L’ouverture culturelle est unanimement admise comme étant un des volets de notre mission. C’est dans notre choix de la forme qu’elle va prendre, que nos parcours vont différer. Certains ont choisi de dépasser les frontières et d’opter pour une vision européenne. C’est là qu’interviennent des structures comme Comenius. Se pose alors le problème de la mise en place. Comment fonctionnent ces dispositifs ? Comment le professeur-documentaliste peut-il se positionner dans le projet ?

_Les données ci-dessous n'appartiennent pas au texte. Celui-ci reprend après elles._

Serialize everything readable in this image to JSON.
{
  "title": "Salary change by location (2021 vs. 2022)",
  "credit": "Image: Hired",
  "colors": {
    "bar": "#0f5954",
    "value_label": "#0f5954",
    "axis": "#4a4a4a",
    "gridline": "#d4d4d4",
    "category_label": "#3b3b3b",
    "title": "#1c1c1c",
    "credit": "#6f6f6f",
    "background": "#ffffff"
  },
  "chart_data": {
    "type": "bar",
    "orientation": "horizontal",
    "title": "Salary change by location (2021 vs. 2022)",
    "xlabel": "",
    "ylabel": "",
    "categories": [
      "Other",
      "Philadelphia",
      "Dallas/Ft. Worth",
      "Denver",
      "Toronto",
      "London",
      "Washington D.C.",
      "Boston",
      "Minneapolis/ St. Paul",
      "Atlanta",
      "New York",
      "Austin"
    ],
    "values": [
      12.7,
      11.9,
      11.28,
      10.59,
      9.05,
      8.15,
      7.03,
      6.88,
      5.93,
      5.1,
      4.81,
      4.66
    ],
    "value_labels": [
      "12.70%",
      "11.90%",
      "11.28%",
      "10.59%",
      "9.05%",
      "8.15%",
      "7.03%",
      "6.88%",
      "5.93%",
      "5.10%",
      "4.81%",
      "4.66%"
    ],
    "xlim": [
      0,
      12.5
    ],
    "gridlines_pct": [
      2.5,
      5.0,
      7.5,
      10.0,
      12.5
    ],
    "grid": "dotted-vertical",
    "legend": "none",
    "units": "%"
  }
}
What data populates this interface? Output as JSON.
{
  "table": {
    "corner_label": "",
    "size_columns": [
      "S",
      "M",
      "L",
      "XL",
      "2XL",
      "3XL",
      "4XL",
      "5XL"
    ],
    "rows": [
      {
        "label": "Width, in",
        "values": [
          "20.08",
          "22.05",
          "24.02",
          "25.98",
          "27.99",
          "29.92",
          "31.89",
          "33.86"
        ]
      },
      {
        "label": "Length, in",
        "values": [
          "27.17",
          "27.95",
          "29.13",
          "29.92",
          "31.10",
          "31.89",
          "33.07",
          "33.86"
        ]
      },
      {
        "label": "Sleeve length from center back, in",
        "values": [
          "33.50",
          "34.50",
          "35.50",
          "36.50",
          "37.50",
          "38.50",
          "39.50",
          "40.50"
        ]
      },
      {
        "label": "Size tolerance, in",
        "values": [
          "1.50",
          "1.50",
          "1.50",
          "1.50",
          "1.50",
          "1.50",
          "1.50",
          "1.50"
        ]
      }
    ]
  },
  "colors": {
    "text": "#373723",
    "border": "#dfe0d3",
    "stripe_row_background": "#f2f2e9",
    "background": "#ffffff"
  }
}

Marie-Françoise Boos, professeur-documentaliste au collège Rosa Bonheur du Châtelet-en-Brie (77), nous fait partager son expérience. Depuis plusieurs années en effet, son établissement renouvelle l’expérience Comenius, expérience dans laquelle elle joue un rôle moteur. Elle a accepté de répondre à nos questions, convaincue que les projets Comenius, pour être au début quelque peu intimidants, se révèlent rapidement être une formidable aventure.

Café Pédagogique : Quand et comment l’aventure Comenius a-t-elle commencé dans votre établissement ?

Marie-Françoise Boos : Elle a commencé dans l’établissement en 1999 après l’acceptation d’un premier projet, en 1998 pour moi avec l’obtention d’une bourse de formation continue (au Danemark ; thème : « comment promouvoir les projets européens dans les établissements scolaires »). Ce stage a en fait tout déclenché : formation, rencontres, discussions et naissance d’une idée de projet.

Café : Votre participation a-t-elle été sollicitée dès le départ ou vous êtes-vous intégrée à force de persévérance et de persuasion ?

M.-F. B : Ma participation n’a pas été sollicitée ; c’est plutôt moi qui ai sollicité la participation des enseignants (trois : lettres, histoire géographie, technologie).

Café : Qui s’occupe de la rédaction du dossier ? Quelles sont les difficultés rencontrées ?

M.-F. B : La rédaction du dossier se fait collectivement lors de la réunion préparatoire. En fait nous discutons de ce que nous voudrions faire et autour des rubriques du dossier à déposer. Puis je synthétise et envoie le projet aux autres et quand nous sommes d’accord, la version définitive est proposée à tous.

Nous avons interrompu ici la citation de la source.